When it became clear their relocation to Kharkov would be permanent, JDC staff provided food, medicine, and psychosocial support, helping the Zegelmans rent and get settled into a new apartment.

LIFE FELT LIKE IT HAD COLLAPSED FOR US, BUT IN KHARKOV, WE IMMEDIATELY FOUND LIKE-MINDED PEOPLE AT JDC. THANKS TO THEM, WE KNOW WE’RE NOT ALONE.
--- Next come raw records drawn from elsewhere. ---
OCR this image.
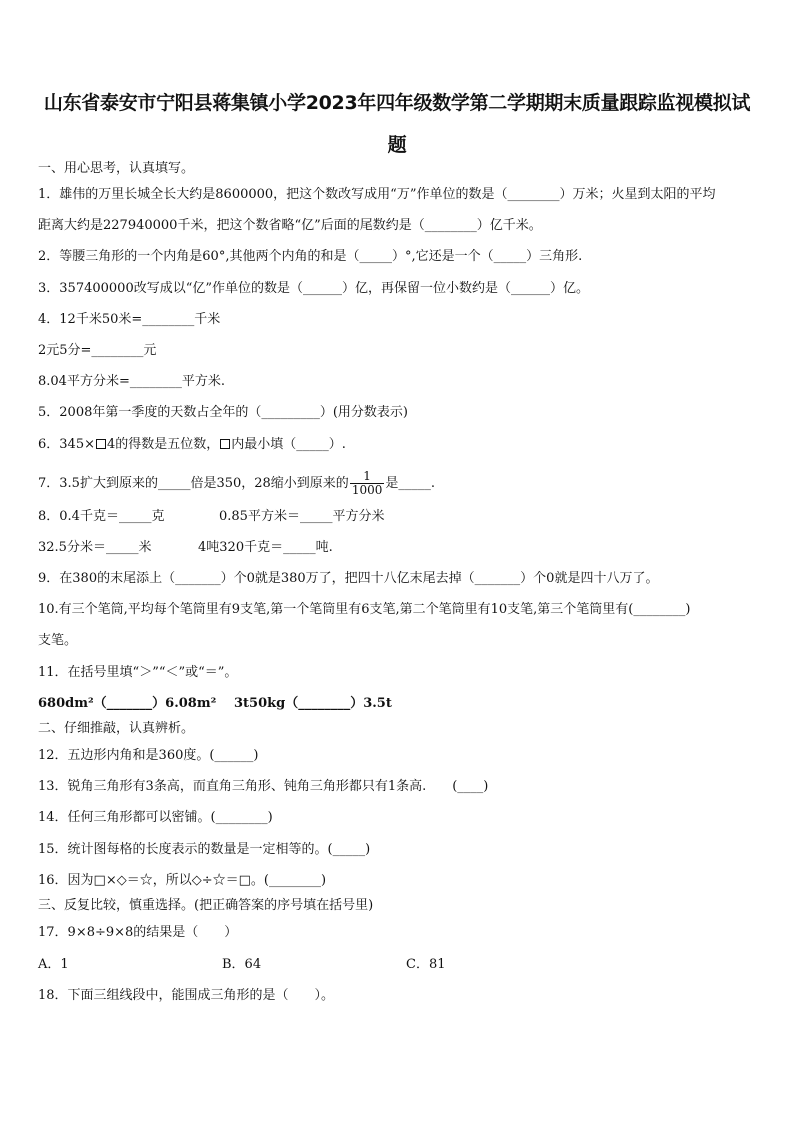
山东省泰安市宁阳县蒋集镇小学2023年四年级数学第二学期期末质量跟踪监视模拟试
题
一、用心思考，认真填写。
1．雄伟的万里长城全长大约是8600000，把这个数改写成用“万”作单位的数是（________）万米；火星到太阳的平均
距离大约是227940000千米，把这个数省略“亿”后面的尾数约是（________）亿千米。
2．等腰三角形的一个内角是60°,其他两个内角的和是（_____）°,它还是一个（_____）三角形.
3．357400000改写成以“亿”作单位的数是（______）亿，再保留一位小数约是（______）亿。
4．12千米50米=________千米
2元5分=________元
8.04平方分米=________平方米.
5．2008年第一季度的天数占全年的（_________）(用分数表示)
6．345× 4的得数是五位数， 内最小填（_____）.
7．3.5扩大到原来的_____倍是350，28缩小到原来的 $\frac{1}{1000}$ 是_____.
8．0.4千克＝_____克	0.85平方米＝_____平方分米
32.5分米＝_____米	4吨320千克＝_____吨.
9．在380的末尾添上（_______）个0就是380万了，把四十八亿末尾去掉（_______）个0就是四十八万了。
10.有三个笔筒,平均每个笔筒里有9支笔,第一个笔筒里有6支笔,第二个笔筒里有10支笔,第三个笔筒里有(________)
支笔。
11．在括号里填“＞”“＜”或“＝”。
680dm²（_______）6.08m² 3t50kg（________）3.5t
二、仔细推敲，认真辨析。
12．五边形内角和是360度。(______)
13．锐角三角形有3条高，而直角三角形、钝角三角形都只有1条高.　　(____)
14．任何三角形都可以密铺。(________)
15．统计图每格的长度表示的数量是一定相等的。(_____)
16．因为□×◇＝☆，所以◇÷☆＝□。(________)
三、反复比较，慎重选择。(把正确答案的序号填在括号里)
17．9×8÷9×8的结果是（　　）
A．1	B．64	C．81
18．下面三组线段中，能围成三角形的是（　　）。
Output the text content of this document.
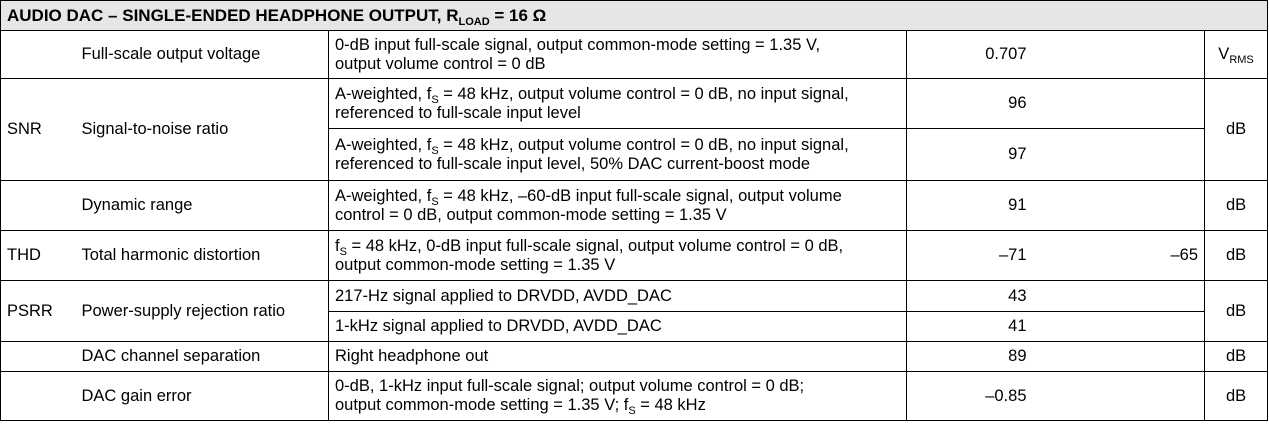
AUDIO DAC – SINGLE-ENDED HEADPHONE OUTPUT, $R_{LOAD} = 16$ Ω						
	Full-scale output voltage	0-dB input full-scale signal, output common-mode setting = 1.35 V,
output volume control = 0 dB		0.707		$V_{RMS}$
SNR	Signal-to-noise ratio	A-weighted, $f_S = 48$ kHz, output volume control = 0 dB, no input signal,
referenced to full-scale input level		96		dB
		A-weighted, $f_S = 48$ kHz, output volume control = 0 dB, no input signal,
referenced to full-scale input level, 50% DAC current-boost mode		97		
	Dynamic range	A-weighted, $f_S = 48$ kHz, –60-dB input full-scale signal, output volume
control = 0 dB, output common-mode setting = 1.35 V		91		dB
THD	Total harmonic distortion	$f_S = 48$ kHz, 0-dB input full-scale signal, output volume control = 0 dB,
output common-mode setting = 1.35 V		–71	–65	dB
PSRR	Power-supply rejection ratio	217-Hz signal applied to DRVDD, AVDD_DAC		43		dB
		1-kHz signal applied to DRVDD, AVDD_DAC		41		
	DAC channel separation	Right headphone out		89		dB
	DAC gain error	0-dB, 1-kHz input full-scale signal; output volume control = 0 dB;
output common-mode setting = 1.35 V; $f_S = 48$ kHz		–0.85		dB
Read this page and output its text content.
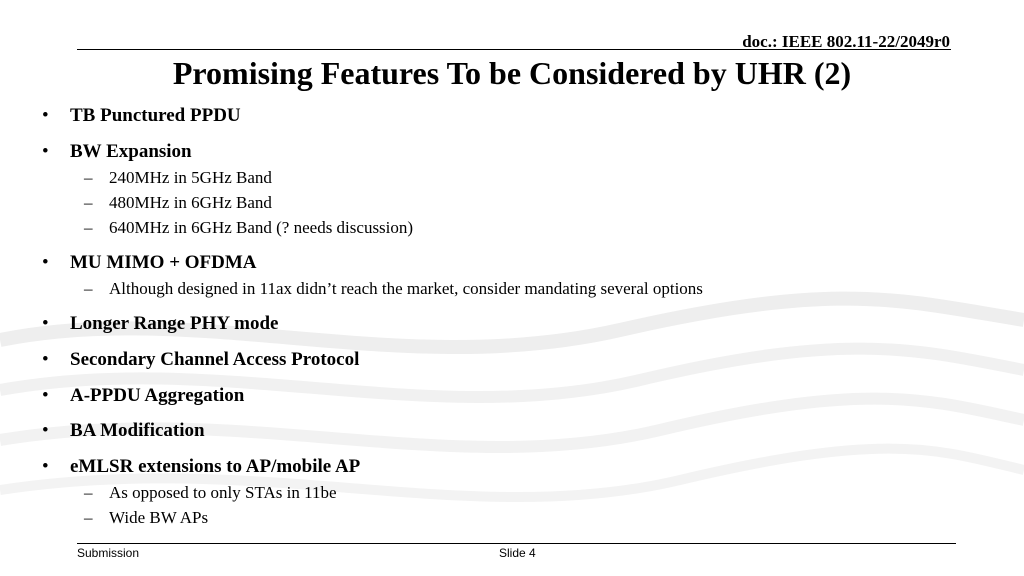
doc.: IEEE 802.11-22/2049r0
Promising Features To be Considered by UHR (2)
• TB Punctured PPDU
• BW Expansion
– 240MHz in 5GHz Band
– 480MHz in 6GHz Band
– 640MHz in 6GHz Band (? needs discussion)
• MU MIMO + OFDMA
– Although designed in 11ax didn’t reach the market, consider mandating several options
• Longer Range PHY mode
• Secondary Channel Access Protocol
• A-PPDU Aggregation
• BA Modification
• eMLSR extensions to AP/mobile AP
– As opposed to only STAs in 11be
– Wide BW APs
Submission	Slide 4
“Life felt like it had collapsed for us, but in Kharkov, we immediately found likeminded people at JDC. Thanks to them, we know we’re not alone, and we know where to turn to when we need help,” Meri said. “This helped us not fall into despair during such a difficult time. Thanks to JDC, we still feel like Jews and we still feel needed.”

Meri has become a Warm Homes volunteer in Kharkov, gathering other elderly Jews together for food, conversation, Jewish holiday celebrations, and more. She’s become a crown jewel of the city’s Jewish community, said Lily Krichevskaya, a volunteer at the city’s JDCsupported Hesed social welfare center.

“Meri is a true motion machine, a source of energy, joy, and optimism for everyone,” she said. “If you hadn’t asked me now, I wouldn’t even remember that JDC rescued Meri during the conflict. She’s just a member of our community, like a relative, and a very important person for me. It’s thanks to people like her that we’re able to keep a community.”

For Hasic, it’s humbling and a little remarkable that the same organization has played such a profound role in her family’s story through the generations.

“I can’t imagine the Jewish world without JDC. I tell my story from the ‘90s, others tell their story from the ‘40s, and my father would tell you a story of JDC helping him send his kids to summer camp,” she said. “JDC touches the lives of so many Jews and non-Jews that it’s really essential. It’s like the Red Cross. It’s part of the system of how the world is able to function.”